According to the Ministry, the proposed amendments are aligned with the long-term vision of Viksit Bharat at 2047 and seek to address structural challenges facing the electricity sector.

Focus on Financial Viability

A key objective of the Bill is to restore the financial health of distribution licensees, which the government said is essential for ensuring reliable and affordable power supply. The draft legislation proposes cost-reflective tariffs and empowers electricity regulatory commissions to determine tariffs suo motu, effective from April 1 each year, to prevent delays in tariff revisions.

The government noted that high industrial tariffs, cross-subsidisation and rising power procurement costs have adversely affected industrial competitiveness. The proposed reforms aim to rationalise tariffs, reduce costs, unlock latent demand and improve productivity, thereby enhancing India’s global competitiveness.

Accelerating Energy Transition

To support India’s target of achieving 500 GW of non-fossil fuel capacity by 2030, the Bill proposes empowering the Central Electricity Regulatory Commission (CERC) to introduce market-based instruments to attract investment and speed up renewable energy capacity addition. Enforceable non-fossil energy obligations have also been proposed to align the Electricity Act with the Energy Conservation Act.

The amendments propose uniform national standards of service to improve quality of supply and strengthen accountability. Consumer-friendly provisions include limiting assessments for unauthorised electricity use to one year and lowering the pre-deposit requirement for appeals, aimed at reducing compliance burden and disputes.

Strengthening Regulation and Adjudication

To improve regulatory efficiency, the draft Bill allows governments to refer complaints against members of the Central and State Electricity Regulatory Commissions, with expanded grounds for removal. A 120-day timeline has been proposed for adjudicatory decisions, while the strength of the Appellate Tribunal for Electricity (APTEL) is proposed to be increased to address pendency of cases.

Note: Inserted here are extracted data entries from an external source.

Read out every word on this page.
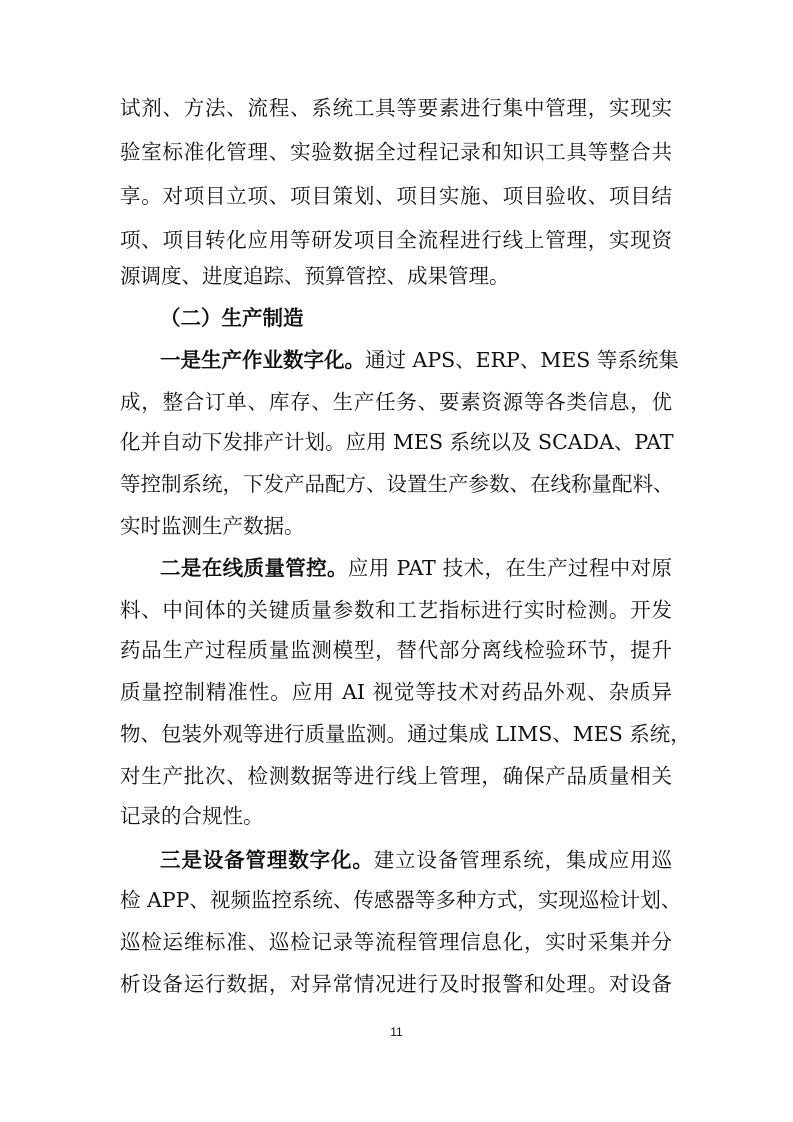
试剂、方法、流程、系统工具等要素进行集中管理，实现实
验室标准化管理、实验数据全过程记录和知识工具等整合共
享。对项目立项、项目策划、项目实施、项目验收、项目结
项、项目转化应用等研发项目全流程进行线上管理，实现资
源调度、进度追踪、预算管控、成果管理。
（二）生产制造
一是生产作业数字化。通过 APS、ERP、MES 等系统集
成，整合订单、库存、生产任务、要素资源等各类信息，优
化并自动下发排产计划。应用 MES 系统以及 SCADA、PAT
等控制系统，下发产品配方、设置生产参数、在线称量配料、
实时监测生产数据。
二是在线质量管控。应用 PAT 技术，在生产过程中对原
料、中间体的关键质量参数和工艺指标进行实时检测。开发
药品生产过程质量监测模型，替代部分离线检验环节，提升
质量控制精准性。应用 AI 视觉等技术对药品外观、杂质异
物、包装外观等进行质量监测。通过集成 LIMS、MES 系统，
对生产批次、检测数据等进行线上管理，确保产品质量相关
记录的合规性。
三是设备管理数字化。建立设备管理系统，集成应用巡
检 APP、视频监控系统、传感器等多种方式，实现巡检计划、
巡检运维标准、巡检记录等流程管理信息化，实时采集并分
析设备运行数据，对异常情况进行及时报警和处理。对设备
11
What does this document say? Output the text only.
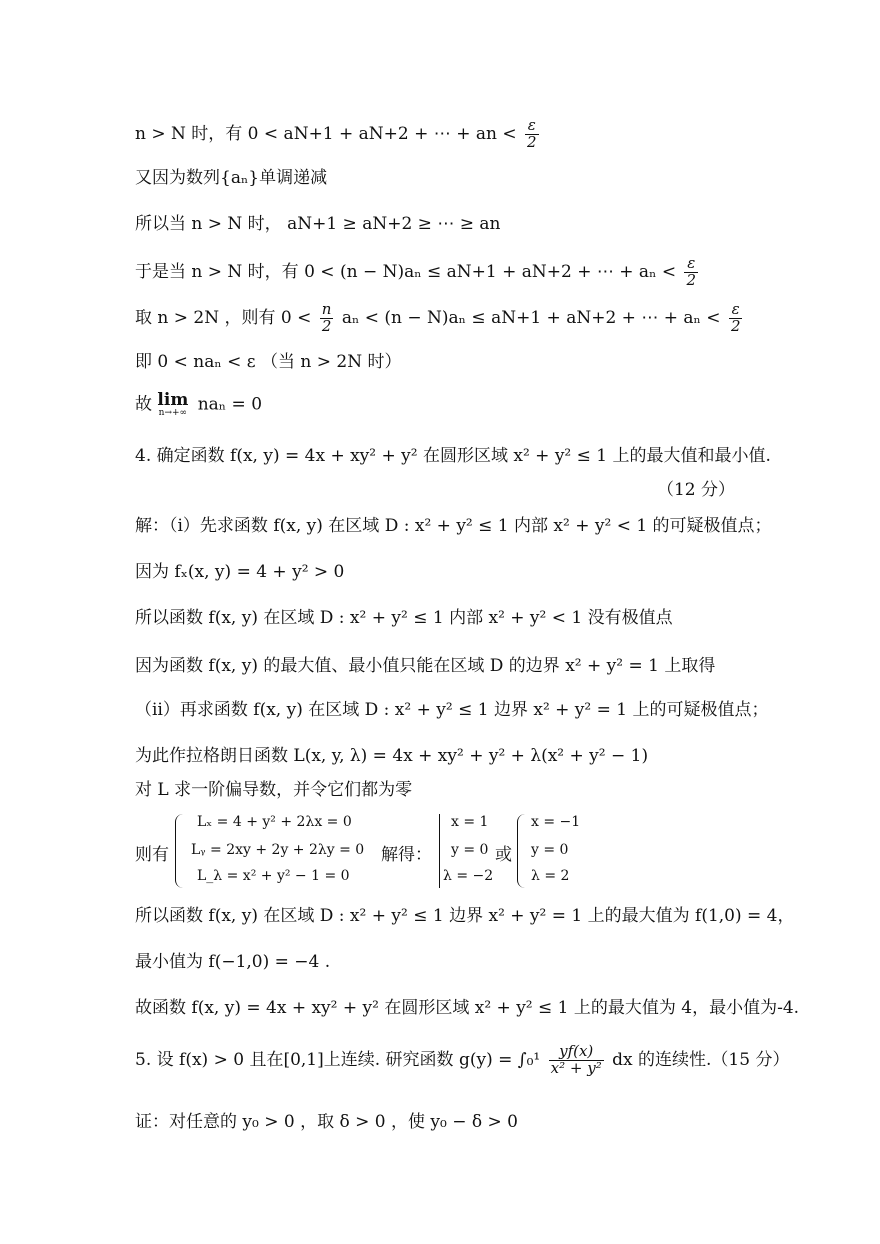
n > N 时，有 0 < aN+1 + aN+2 + ⋯ + an < $\frac{\varepsilon}{2}$
又因为数列{aₙ}单调递减
所以当 n > N 时， aN+1 ≥ aN+2 ≥ ⋯ ≥ an
于是当 n > N 时，有 0 < (n − N)aₙ ≤ aN+1 + aN+2 + ⋯ + $a_n < \frac{\varepsilon}{2}$
取 n > 2N ，则有 $0 < \frac{n}{2}$ aₙ < (n − N)aₙ ≤ aN+1 + aN+2 + ⋯ + $a_n < \frac{\varepsilon}{2}$
即 0 < naₙ < ε （当 n > 2N 时）
故 lim
n→+∞ naₙ = 0
4. 确定函数 f(x, y) = 4x + xy² + y² 在圆形区域 x² + y² ≤ 1 上的最大值和最小值.
（12 分）
解：（ⅰ）先求函数 f(x, y) 在区域 D : x² + y² ≤ 1 内部 x² + y² < 1 的可疑极值点；
因为 fₓ(x, y) = 4 + y² > 0
所以函数 f(x, y) 在区域 D : x² + y² ≤ 1 内部 x² + y² < 1 没有极值点
因为函数 f(x, y) 的最大值、最小值只能在区域 D 的边界 x² + y² = 1 上取得
（ⅱ）再求函数 f(x, y) 在区域 D : x² + y² ≤ 1 边界 x² + y² = 1 上的可疑极值点；
为此作拉格朗日函数 L(x, y, λ) = 4x + xy² + y² + λ(x² + y² − 1)
对 L 求一阶偏导数，并令它们都为零
则有
Lₓ = 4 + y² + 2λx = 0
Lᵧ = 2xy + 2y + 2λy = 0
L_λ = x² + y² − 1 = 0
解得：
x = 1
y = 0
λ = −2
或
x = −1
y = 0
λ = 2
所以函数 f(x, y) 在区域 D : x² + y² ≤ 1 边界 x² + y² = 1 上的最大值为 f(1,0) = 4，
最小值为 f(−1,0) = −4 .
故函数 f(x, y) = 4x + xy² + y² 在圆形区域 x² + y² ≤ 1 上的最大值为 4，最小值为-4.
5. 设 f(x) > 0 且在[0,1]上连续. 研究函数 $g(y) = \int_0^1 \frac{yf(x)}{\text{x² + y²}}$ dx 的连续性.（15 分）
证：对任意的 y₀ > 0 ，取 δ > 0 ，使 y₀ − δ > 0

The Bill proposes transitioning powers related to the installation and maintenance of electric lines from the repealed Telegraph Act, 1885 to the Electricity Act, 2003, with States required to frame compensation frameworks. To reduce network duplication and costs, distribution licensees may be permitted to supply electricity through shared networks, subject to regulatory approval.

Applicability and Subsidies

Once enacted, the provisions of the Electricity (Amendment) Bill, 2025 will apply uniformly across all States, including Maharashtra. The Ministry clarified that subsidies for specified consumer categories, including tribal households, may continue to be provided transparently by State Governments under Section 65, without undermining the financial sustainability of the power sector.

The draft Bill was placed in the public domain on 9 October 2025 for stakeholder comments. The Ministry said the legislation is currently at the consultation stage, with extensive engagement underway across various stakeholder groups.